After the storm passes, the water will have nowhere to go.

In a few days, van Heerden predicts, emergency management officials are going to be wondering how to handle a giant stagnant pond contaminated with building debris, coffins, sewage and other hazardous materials.

"We're talking about an incredible environmental disaster," van Heerden said.

He puts much of the blame for New Orleans' dire situation on the very levee system that is designed to protect southern Louisiana from Mississippi River floods.

Before the levees were built, the river would top its banks during floods and wash through a maze of bayous and swamps, dropping fine-grained silt that nourished plants and kept the land just above sea level.

The levees "have literally starved our wetlands to death" by directing all of that precious silt out into the Gulf of Mexico, van Heerden said."

August 31st, 2005 12:07 PM
texile new orleans is a national treasure - as a southerner....
there's a ceratin pride in perseverance and this is no exception; i was in alicia, parents made it through carla -but it was nothing like this..
the gods will rain down, but it can't kill the spirit.....i had to do a story on a local shelter here in texas - people were barbequeing....one kid was playing the piano - the rest of the kids were having a great time - the adults were trying to hold it together, and everybody was trying to make the best of it..
god bless
August 31st, 2005 12:13 PM
egon don't have tv myself, so didn't see any images
but do read the papers. what a mess.
mother nature can be very powerful & scary
all the best ot everyone overthere!
August 31st, 2005 01:04 PM
Joey
quote:
egon wrote:
don't have tv myself, so didn't see any images
but do read the papers. what a mess.
mother nature can be very powerful & scary
all the best ot everyone overthere!



The only bright spot in all this mess is that the high cost of gasoline is the beginning of the end of Bushie43's Presidency . Word !

Sassy !
August 31st, 2005 01:09 PM
glencar I've seen some photo floating around of two cars under a mountain of bricks.

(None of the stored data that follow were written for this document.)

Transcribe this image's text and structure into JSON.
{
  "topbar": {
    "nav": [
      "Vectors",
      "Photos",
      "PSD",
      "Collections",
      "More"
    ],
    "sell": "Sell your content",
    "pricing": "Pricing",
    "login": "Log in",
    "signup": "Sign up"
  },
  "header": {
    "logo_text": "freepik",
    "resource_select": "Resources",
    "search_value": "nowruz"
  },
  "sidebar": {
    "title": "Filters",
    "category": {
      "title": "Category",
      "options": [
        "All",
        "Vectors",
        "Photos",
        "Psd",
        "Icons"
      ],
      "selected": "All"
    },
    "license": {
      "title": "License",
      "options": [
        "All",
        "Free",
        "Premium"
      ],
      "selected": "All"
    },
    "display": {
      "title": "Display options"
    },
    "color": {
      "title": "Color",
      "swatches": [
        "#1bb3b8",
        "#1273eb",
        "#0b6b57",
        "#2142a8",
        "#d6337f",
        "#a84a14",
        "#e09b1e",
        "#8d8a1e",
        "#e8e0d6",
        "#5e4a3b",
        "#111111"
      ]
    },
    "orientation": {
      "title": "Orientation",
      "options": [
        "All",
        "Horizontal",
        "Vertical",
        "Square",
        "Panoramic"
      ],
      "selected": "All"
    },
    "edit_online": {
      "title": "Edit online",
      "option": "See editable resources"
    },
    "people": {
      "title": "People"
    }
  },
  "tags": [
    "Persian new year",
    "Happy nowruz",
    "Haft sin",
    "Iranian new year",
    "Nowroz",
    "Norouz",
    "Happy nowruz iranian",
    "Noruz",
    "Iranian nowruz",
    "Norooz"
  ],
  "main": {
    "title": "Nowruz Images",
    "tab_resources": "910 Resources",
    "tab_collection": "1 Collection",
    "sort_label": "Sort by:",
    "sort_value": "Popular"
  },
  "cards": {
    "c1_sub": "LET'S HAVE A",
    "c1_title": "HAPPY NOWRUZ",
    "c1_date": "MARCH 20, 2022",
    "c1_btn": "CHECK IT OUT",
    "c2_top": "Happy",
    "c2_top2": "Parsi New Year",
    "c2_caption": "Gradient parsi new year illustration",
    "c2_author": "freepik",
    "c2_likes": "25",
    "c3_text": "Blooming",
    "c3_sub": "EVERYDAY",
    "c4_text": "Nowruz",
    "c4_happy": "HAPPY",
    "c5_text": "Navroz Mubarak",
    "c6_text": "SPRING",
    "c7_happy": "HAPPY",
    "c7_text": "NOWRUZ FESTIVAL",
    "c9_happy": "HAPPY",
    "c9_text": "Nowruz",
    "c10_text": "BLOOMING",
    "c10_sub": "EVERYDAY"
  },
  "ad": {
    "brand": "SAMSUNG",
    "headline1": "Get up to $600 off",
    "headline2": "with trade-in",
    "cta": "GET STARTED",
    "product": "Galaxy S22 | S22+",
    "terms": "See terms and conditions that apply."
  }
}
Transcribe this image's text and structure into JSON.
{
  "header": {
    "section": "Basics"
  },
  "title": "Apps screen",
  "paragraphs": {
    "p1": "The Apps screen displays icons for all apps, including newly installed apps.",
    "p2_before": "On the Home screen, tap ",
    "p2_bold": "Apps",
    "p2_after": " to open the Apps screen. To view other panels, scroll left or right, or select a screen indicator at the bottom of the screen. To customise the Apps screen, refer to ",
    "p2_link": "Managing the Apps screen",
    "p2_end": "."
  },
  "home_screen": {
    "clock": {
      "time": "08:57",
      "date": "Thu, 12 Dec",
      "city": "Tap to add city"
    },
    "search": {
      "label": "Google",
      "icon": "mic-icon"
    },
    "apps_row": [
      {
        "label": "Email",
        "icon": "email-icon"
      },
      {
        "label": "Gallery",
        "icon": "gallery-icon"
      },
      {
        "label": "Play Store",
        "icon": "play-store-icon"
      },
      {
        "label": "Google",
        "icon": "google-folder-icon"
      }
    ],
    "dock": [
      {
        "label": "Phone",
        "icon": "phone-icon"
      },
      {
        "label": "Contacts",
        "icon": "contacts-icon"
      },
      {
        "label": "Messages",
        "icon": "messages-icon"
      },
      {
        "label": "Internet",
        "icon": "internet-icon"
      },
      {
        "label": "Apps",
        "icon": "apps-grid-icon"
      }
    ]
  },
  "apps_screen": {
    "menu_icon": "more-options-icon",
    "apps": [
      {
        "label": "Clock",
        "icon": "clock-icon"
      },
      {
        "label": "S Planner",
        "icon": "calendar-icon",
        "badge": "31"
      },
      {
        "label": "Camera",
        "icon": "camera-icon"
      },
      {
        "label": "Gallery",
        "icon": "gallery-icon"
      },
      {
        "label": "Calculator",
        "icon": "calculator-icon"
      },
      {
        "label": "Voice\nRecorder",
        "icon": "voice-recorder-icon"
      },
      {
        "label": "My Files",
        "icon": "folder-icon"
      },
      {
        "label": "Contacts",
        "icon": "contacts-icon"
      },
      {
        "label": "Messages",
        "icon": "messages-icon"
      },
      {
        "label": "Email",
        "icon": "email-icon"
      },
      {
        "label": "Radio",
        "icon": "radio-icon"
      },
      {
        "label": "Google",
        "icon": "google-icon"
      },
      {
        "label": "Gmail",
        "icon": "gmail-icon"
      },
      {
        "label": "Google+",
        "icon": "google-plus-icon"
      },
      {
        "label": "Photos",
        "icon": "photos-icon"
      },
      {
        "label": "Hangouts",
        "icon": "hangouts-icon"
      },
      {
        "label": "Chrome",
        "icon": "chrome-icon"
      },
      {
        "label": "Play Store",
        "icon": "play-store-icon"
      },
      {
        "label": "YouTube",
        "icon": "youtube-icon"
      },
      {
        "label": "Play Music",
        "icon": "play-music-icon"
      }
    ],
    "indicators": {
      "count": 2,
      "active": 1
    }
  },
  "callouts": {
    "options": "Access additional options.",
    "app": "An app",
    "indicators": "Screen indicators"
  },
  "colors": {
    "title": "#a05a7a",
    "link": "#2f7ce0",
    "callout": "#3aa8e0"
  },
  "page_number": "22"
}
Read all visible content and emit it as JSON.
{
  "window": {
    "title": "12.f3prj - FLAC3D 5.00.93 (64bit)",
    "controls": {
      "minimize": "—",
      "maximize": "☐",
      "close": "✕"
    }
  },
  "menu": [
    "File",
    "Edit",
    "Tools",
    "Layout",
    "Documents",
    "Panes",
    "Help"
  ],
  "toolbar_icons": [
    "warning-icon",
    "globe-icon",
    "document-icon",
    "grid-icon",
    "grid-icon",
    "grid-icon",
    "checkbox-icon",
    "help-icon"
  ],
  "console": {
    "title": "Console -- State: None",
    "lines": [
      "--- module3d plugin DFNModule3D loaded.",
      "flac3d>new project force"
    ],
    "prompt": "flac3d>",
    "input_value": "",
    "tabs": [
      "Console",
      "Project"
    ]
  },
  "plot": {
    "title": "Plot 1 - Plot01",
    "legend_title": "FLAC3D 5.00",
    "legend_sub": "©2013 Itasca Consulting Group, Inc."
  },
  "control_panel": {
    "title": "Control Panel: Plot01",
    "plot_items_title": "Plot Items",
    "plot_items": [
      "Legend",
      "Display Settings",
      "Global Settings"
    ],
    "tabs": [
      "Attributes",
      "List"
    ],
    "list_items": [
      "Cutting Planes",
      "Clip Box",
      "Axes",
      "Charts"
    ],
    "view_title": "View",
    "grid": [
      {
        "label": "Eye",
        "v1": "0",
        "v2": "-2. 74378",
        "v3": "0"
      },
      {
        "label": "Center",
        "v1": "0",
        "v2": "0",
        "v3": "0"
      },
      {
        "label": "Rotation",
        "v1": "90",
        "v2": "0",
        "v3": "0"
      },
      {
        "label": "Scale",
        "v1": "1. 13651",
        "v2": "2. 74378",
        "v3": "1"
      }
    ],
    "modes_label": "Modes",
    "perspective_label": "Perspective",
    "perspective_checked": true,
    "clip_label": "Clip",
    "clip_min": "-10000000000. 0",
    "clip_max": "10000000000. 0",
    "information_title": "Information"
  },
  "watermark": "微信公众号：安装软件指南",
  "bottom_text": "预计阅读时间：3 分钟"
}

The clapboard housing isn't great and even brick housing doesn't always stand up.
August 31st, 2005 01:10 PM
Joey
quote:
glencar wrote:
I've seen some photo floating around of two cars under a mountain of bricks. The clapboard housing isn't great and even brick housing doesn't always stand up.



I've seen some photo floating around of two of Gypsy's greatest assets . Word !
August 31st, 2005 01:14 PM
glencar Joey, focus: national tragedy.